Apple is widely expected to launch its tablet device later this month and speculation abounds about this highly anticipated gadget. But there is a significant wild-card: 3G access.
The 3G access issue was noted by Macquarie analyst Phil Cusick and it's a point worth pondering amid all of the media reports over the holidays. The Financial Times pegs a Jan. 26 launch for Apple's tablet. John Paczkowski at Digital Daily says the Apple shindig will be Jan. 27.
In a research note, Cusick noted that as beautiful as an Apple tablet may be its success will be driven or limited by connectivity. Just Wi-Fi may be limiting. 3G access is going to be pricey. Where's the balance?
Cusick notes that the Kindle model, where 3G service is bundled into the price, isn't going to fly with full PC firepower, apps and lots of data consumption. The Kindle, media only model, has wireless data costs of $6 a month, estimates Cusick. Wireless data plans can run you $60 a month.

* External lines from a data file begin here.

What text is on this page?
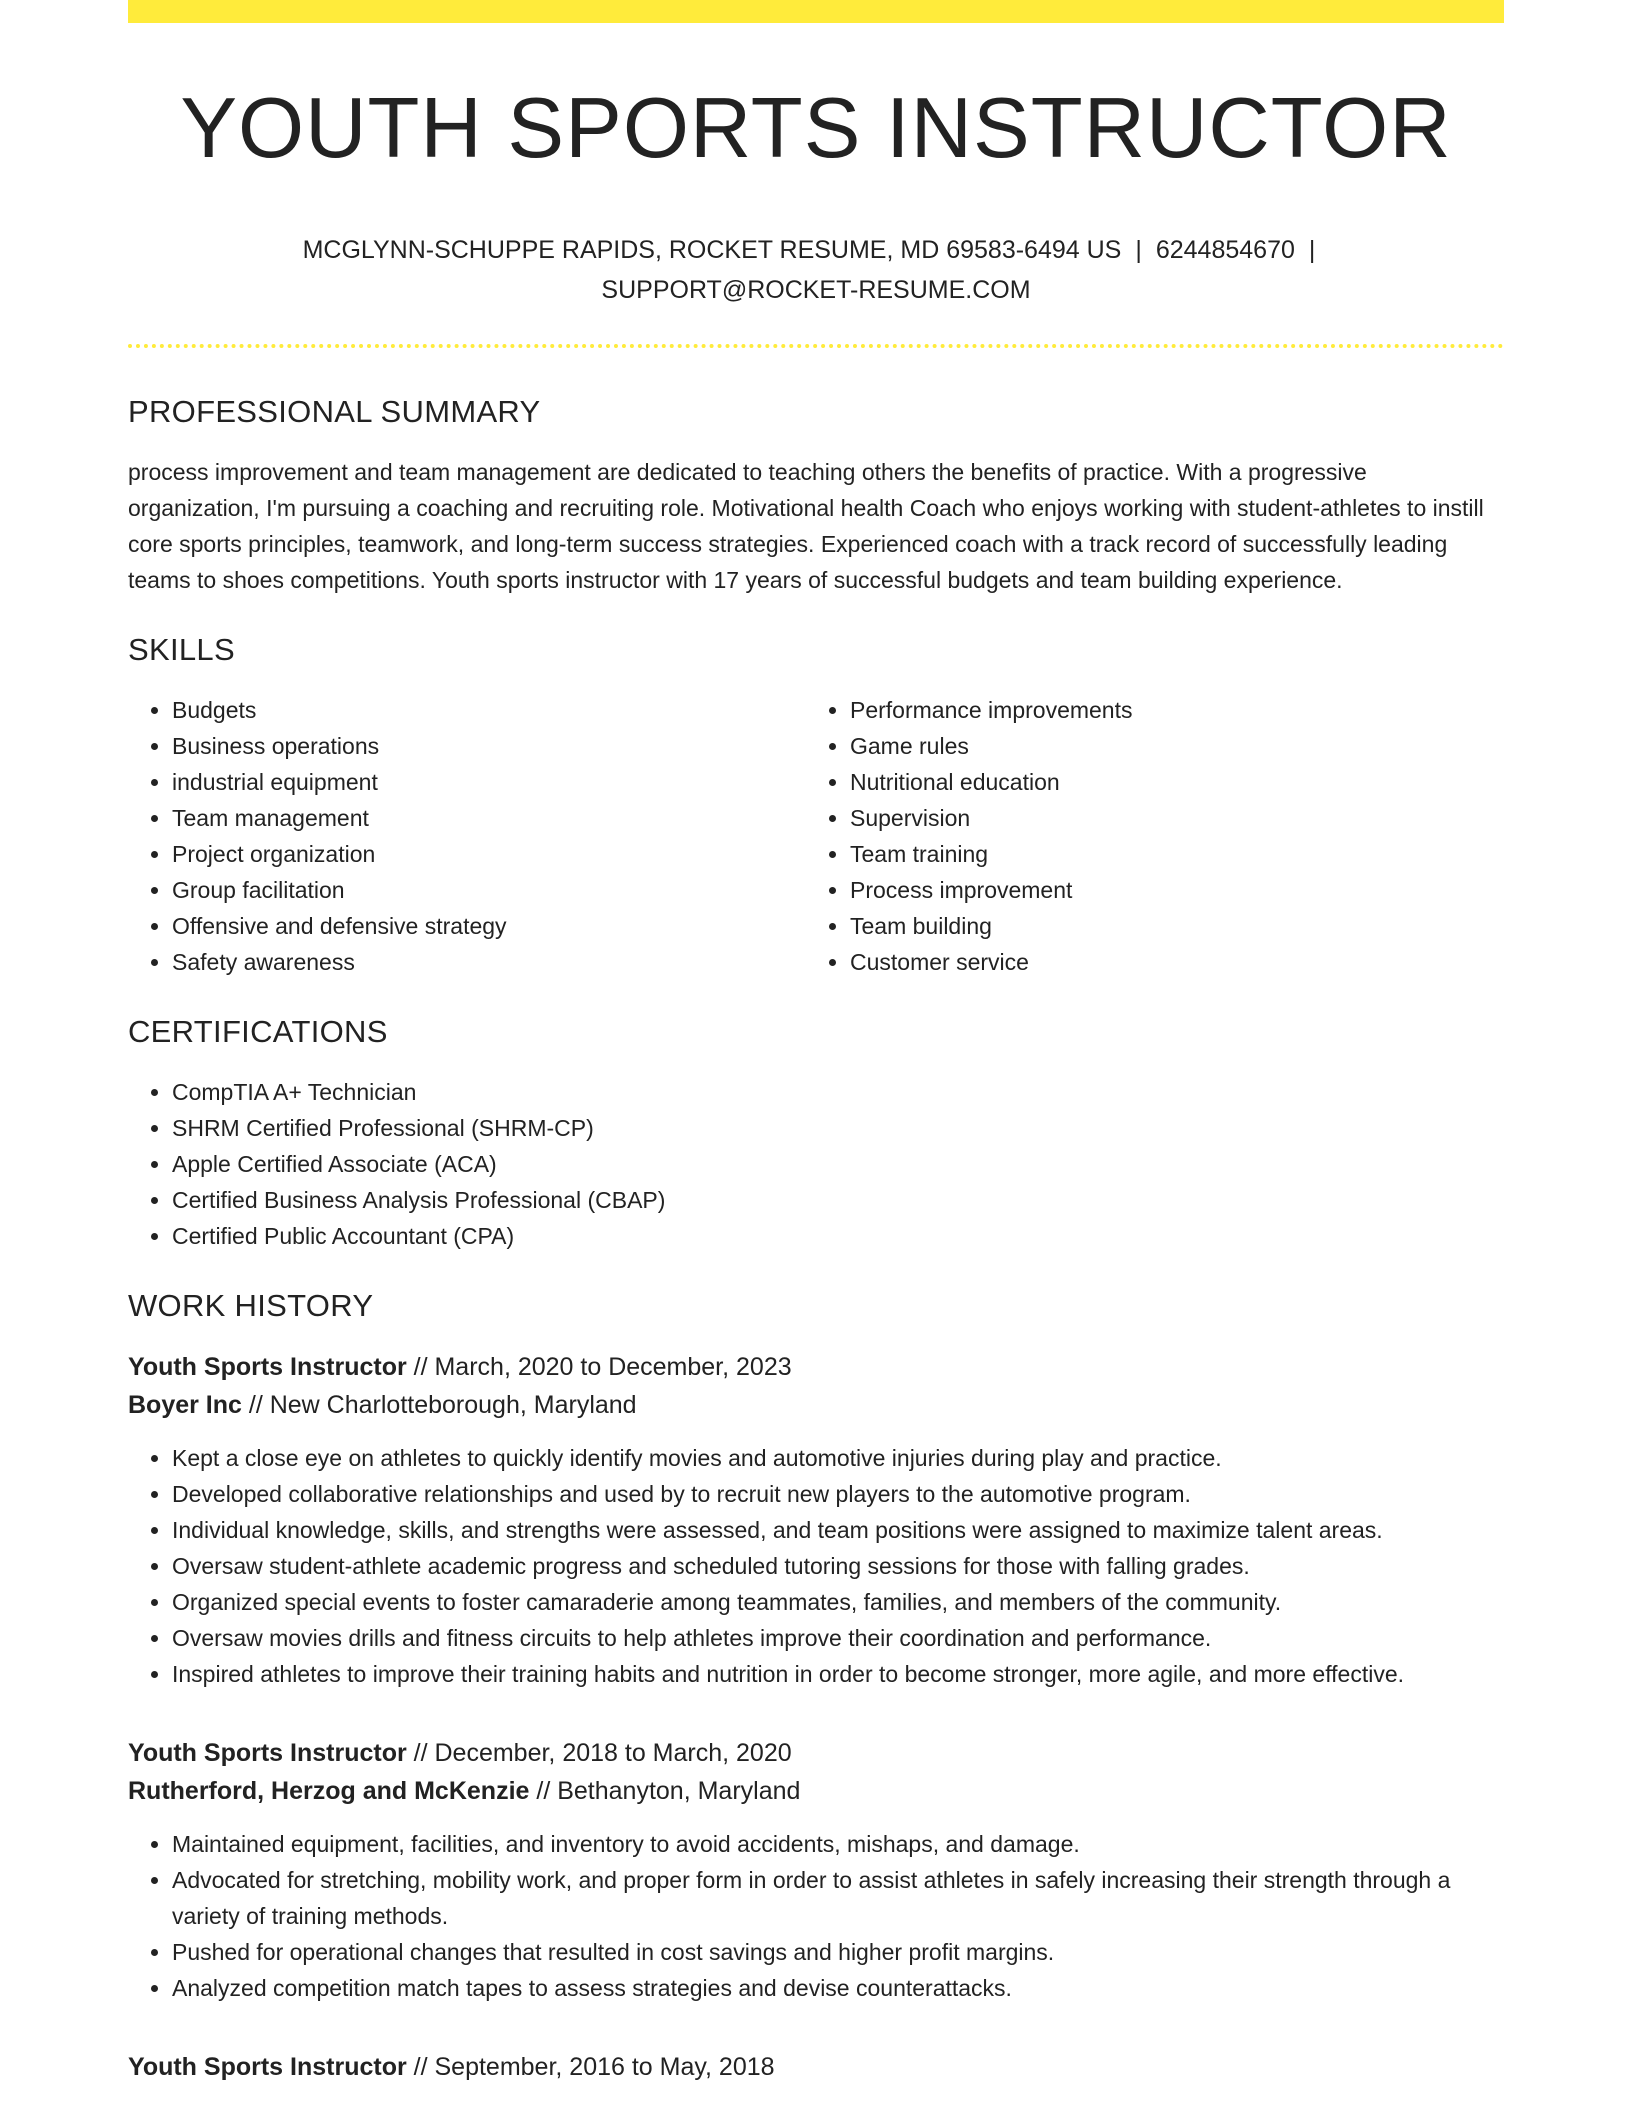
YOUTH SPORTS INSTRUCTOR
MCGLYNN-SCHUPPE RAPIDS, ROCKET RESUME, MD 69583-6494 US | 6244854670 |
SUPPORT@ROCKET-RESUME.COM
PROFESSIONAL SUMMARY

process improvement and team management are dedicated to teaching others the benefits of practice. With a progressive organization, I'm pursuing a coaching and recruiting role. Motivational health Coach who enjoys working with student-athletes to instill core sports principles, teamwork, and long-term success strategies. Experienced coach with a track record of successfully leading teams to shoes competitions. Youth sports instructor with 17 years of successful budgets and team building experience.

SKILLS
• Budgets
• Business operations
• industrial equipment
• Team management
• Project organization
• Group facilitation
• Offensive and defensive strategy
• Safety awareness
• Performance improvements
• Game rules
• Nutritional education
• Supervision
• Team training
• Process improvement
• Team building
• Customer service
CERTIFICATIONS
• CompTIA A+ Technician
• SHRM Certified Professional (SHRM-CP)
• Apple Certified Associate (ACA)
• Certified Business Analysis Professional (CBAP)
• Certified Public Accountant (CPA)
WORK HISTORY
Youth Sports Instructor // March, 2020 to December, 2023
Boyer Inc // New Charlotteborough, Maryland
• Kept a close eye on athletes to quickly identify movies and automotive injuries during play and practice.
• Developed collaborative relationships and used by to recruit new players to the automotive program.
• Individual knowledge, skills, and strengths were assessed, and team positions were assigned to maximize talent areas.
• Oversaw student-athlete academic progress and scheduled tutoring sessions for those with falling grades.
• Organized special events to foster camaraderie among teammates, families, and members of the community.
• Oversaw movies drills and fitness circuits to help athletes improve their coordination and performance.
• Inspired athletes to improve their training habits and nutrition in order to become stronger, more agile, and more effective.
Youth Sports Instructor // December, 2018 to March, 2020
Rutherford, Herzog and McKenzie // Bethanyton, Maryland
• Maintained equipment, facilities, and inventory to avoid accidents, mishaps, and damage.
• Advocated for stretching, mobility work, and proper form in order to assist athletes in safely increasing their strength through a variety of training methods.
• Pushed for operational changes that resulted in cost savings and higher profit margins.
• Analyzed competition match tapes to assess strategies and devise counterattacks.
Youth Sports Instructor // September, 2016 to May, 2018
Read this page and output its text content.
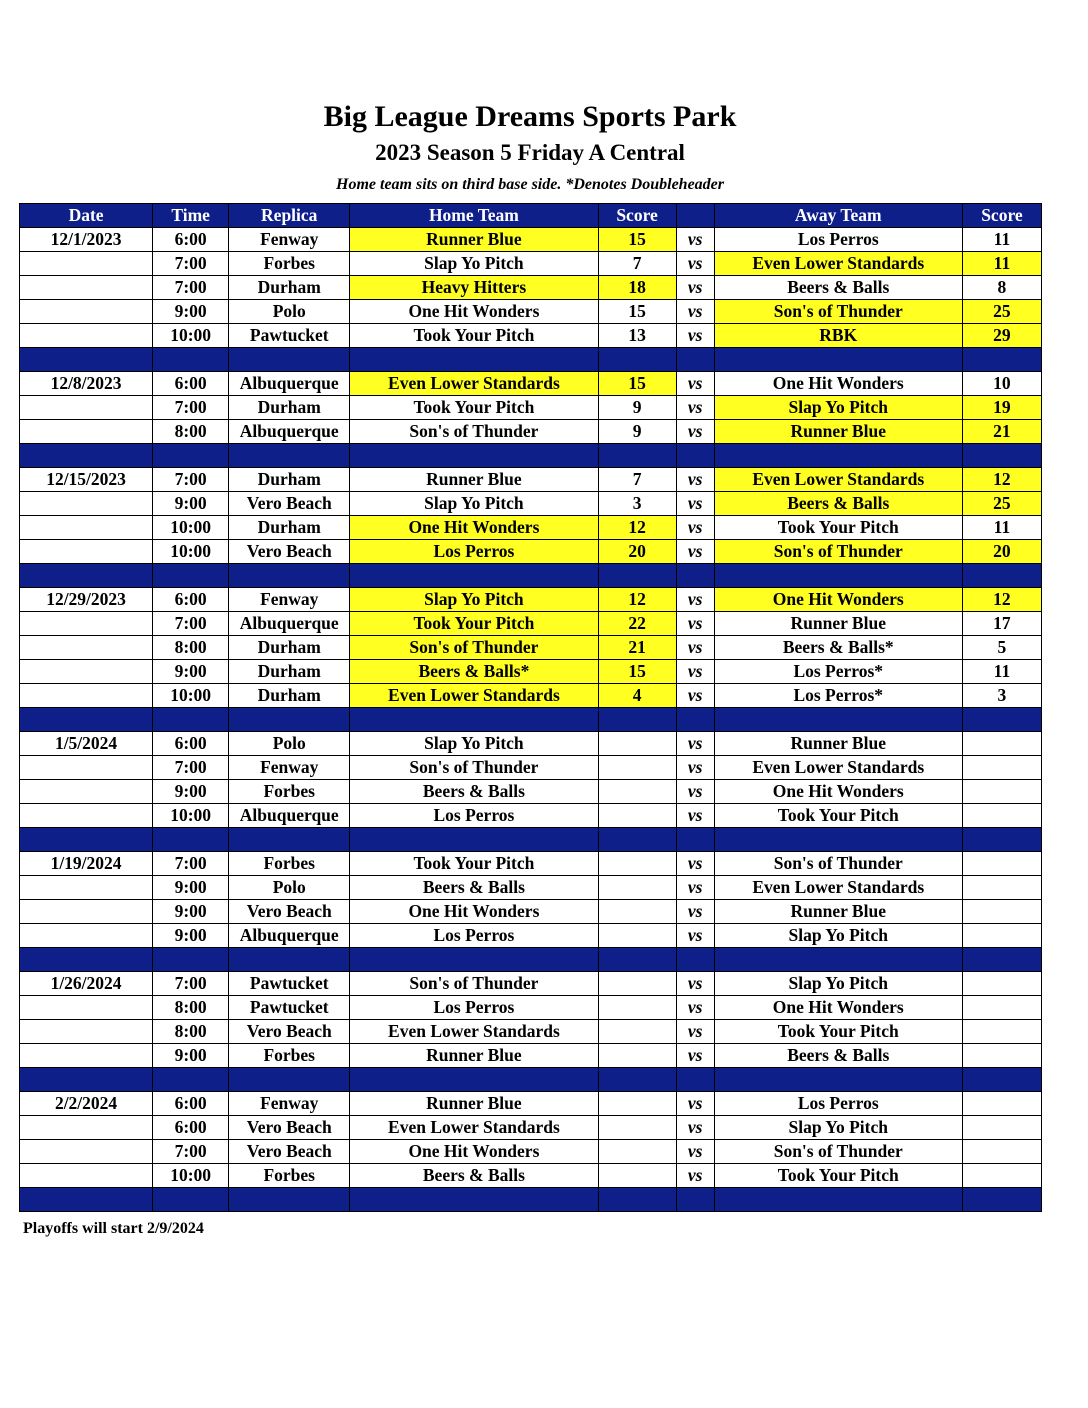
Big League Dreams Sports Park
2023 Season 5 Friday A Central
Home team sits on third base side. *Denotes Doubleheader
Date	Time	Replica	Home Team	Score		Away Team	Score
12/1/2023	6:00	Fenway	Runner Blue	15	vs	Los Perros	11
	7:00	Forbes	Slap Yo Pitch	7	vs	Even Lower Standards	11
	7:00	Durham	Heavy Hitters	18	vs	Beers & Balls	8
	9:00	Polo	One Hit Wonders	15	vs	Son's of Thunder	25
	10:00	Pawtucket	Took Your Pitch	13	vs	RBK	29

12/8/2023	6:00	Albuquerque	Even Lower Standards	15	vs	One Hit Wonders	10
	7:00	Durham	Took Your Pitch	9	vs	Slap Yo Pitch	19
	8:00	Albuquerque	Son's of Thunder	9	vs	Runner Blue	21

12/15/2023	7:00	Durham	Runner Blue	7	vs	Even Lower Standards	12
	9:00	Vero Beach	Slap Yo Pitch	3	vs	Beers & Balls	25
	10:00	Durham	One Hit Wonders	12	vs	Took Your Pitch	11
	10:00	Vero Beach	Los Perros	20	vs	Son's of Thunder	20

12/29/2023	6:00	Fenway	Slap Yo Pitch	12	vs	One Hit Wonders	12
	7:00	Albuquerque	Took Your Pitch	22	vs	Runner Blue	17
	8:00	Durham	Son's of Thunder	21	vs	Beers & Balls*	5
	9:00	Durham	Beers & Balls*	15	vs	Los Perros*	11
	10:00	Durham	Even Lower Standards	4	vs	Los Perros*	3

1/5/2024	6:00	Polo	Slap Yo Pitch		vs	Runner Blue	
	7:00	Fenway	Son's of Thunder		vs	Even Lower Standards	
	9:00	Forbes	Beers & Balls		vs	One Hit Wonders	
	10:00	Albuquerque	Los Perros		vs	Took Your Pitch	

1/19/2024	7:00	Forbes	Took Your Pitch		vs	Son's of Thunder	
	9:00	Polo	Beers & Balls		vs	Even Lower Standards	
	9:00	Vero Beach	One Hit Wonders		vs	Runner Blue	
	9:00	Albuquerque	Los Perros		vs	Slap Yo Pitch	

1/26/2024	7:00	Pawtucket	Son's of Thunder		vs	Slap Yo Pitch	
	8:00	Pawtucket	Los Perros		vs	One Hit Wonders	
	8:00	Vero Beach	Even Lower Standards		vs	Took Your Pitch	
	9:00	Forbes	Runner Blue		vs	Beers & Balls	

2/2/2024	6:00	Fenway	Runner Blue		vs	Los Perros	
	6:00	Vero Beach	Even Lower Standards		vs	Slap Yo Pitch	
	7:00	Vero Beach	One Hit Wonders		vs	Son's of Thunder	
	10:00	Forbes	Beers & Balls		vs	Took Your Pitch	

Playoffs will start 2/9/2024
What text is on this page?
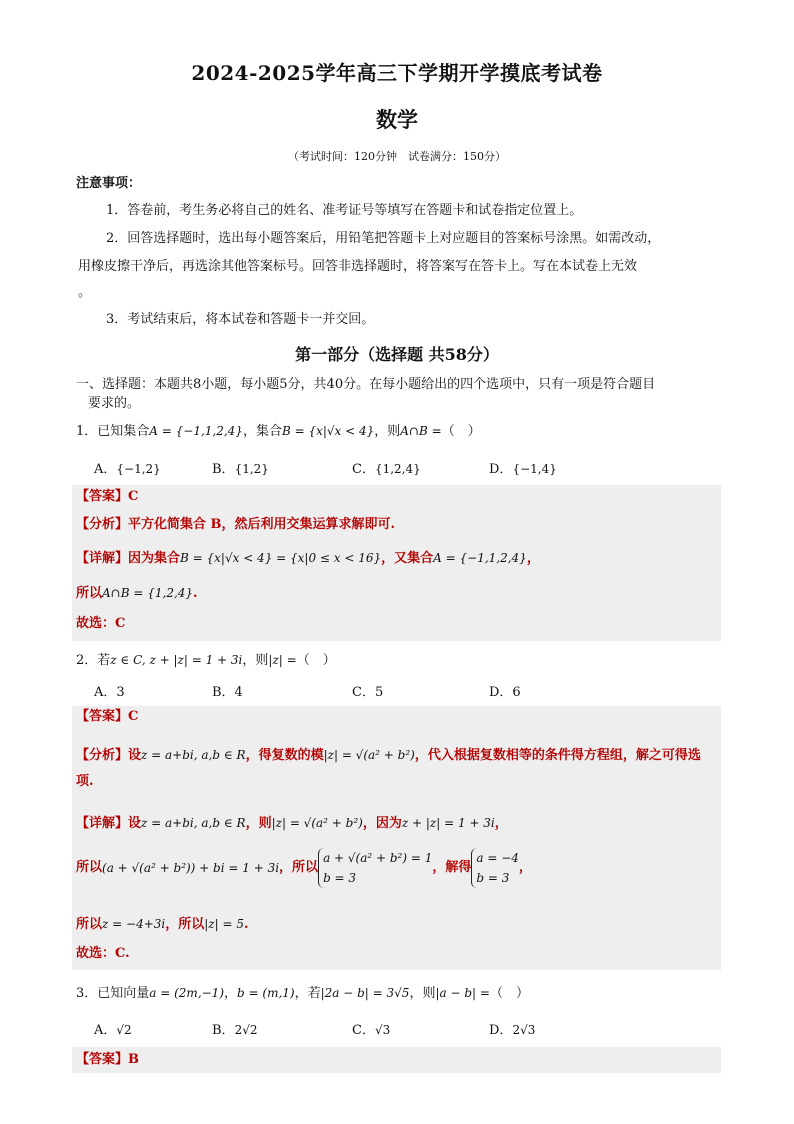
2024-2025学年高三下学期开学摸底考试卷
数学
（考试时间：120分钟　试卷满分：150分）
注意事项：
1．答卷前，考生务必将自己的姓名、准考证号等填写在答题卡和试卷指定位置上。
2．回答选择题时，选出每小题答案后，用铅笔把答题卡上对应题目的答案标号涂黑。如需改动，
用橡皮擦干净后，再选涂其他答案标号。回答非选择题时，将答案写在答卡上。写在本试卷上无效
。
3．考试结束后，将本试卷和答题卡一并交回。
第一部分（选择题 共58分）
一、选择题：本题共8小题，每小题5分，共40分。在每小题给出的四个选项中，只有一项是符合题目
要求的。
1．已知集合A = {−1,1,2,4}，集合B = {x|√x < 4}，则A∩B =（　）
A．{−1,2}	B．{1,2}	C．{1,2,4}	D．{−1,4}
【答案】C
【分析】平方化简集合 B，然后利用交集运算求解即可.
【详解】因为集合B = {x|√x < 4} = {x|0 ≤ x < 16}，又集合A = {−1,1,2,4}，
所以A∩B = {1,2,4}.
故选：C
2．若z ∈ C, z + |z| = 1 + 3i，则|z| =（　）
A．3	B．4	C．5	D．6
【答案】C
【分析】设z = a+bi, a,b ∈ R，得复数的模|z| = √(a² + b²)，代入根据复数相等的条件得方程组，解之可得选
项.
【详解】设z = a+bi, a,b ∈ R，则|z| = √(a² + b²)，因为z + |z| = 1 + 3i，
所以(a + √(a² + b²)) + bi = 1 + 3i，所以
a + √(a² + b²) = 1
b = 3
，解得
a = −4
b = 3
，
所以z = −4+3i，所以|z| = 5.
故选：C.
3．已知向量a = (2m,−1)，b = (m,1)，若|2a − b| = 3√5，则|a − b| =（　）
A．√2	B．2√2	C．√3	D．2√3
【答案】B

Simply put, how Apple packages in the 3G access will be a big factor with the iTablet, iSlate or whatever this device is called. Cusick writes:
Giving the carrier a piece of any media revenue (like Kindle does) rather than a high monthly service price could help, but could also result in higher prices for iTunes content, cut into Apple's already thin margins on iTunes, or limit a customer's ability to download over 3G and doesn't address browser/email pricing. The best result may be that devices offer tiers of 3G service, from a low-end with just Kindle-line functionality and pricing, to a highend with a fully functional browser and matching high monthly fee.
Those options sound pretty complicated to me.
In any case, the total cost of ownership for Apple's tablet should be monitored at launch. Analysts are expecting something in the $800 range per device with 3 million to 5 million shipments in fiscal 2010.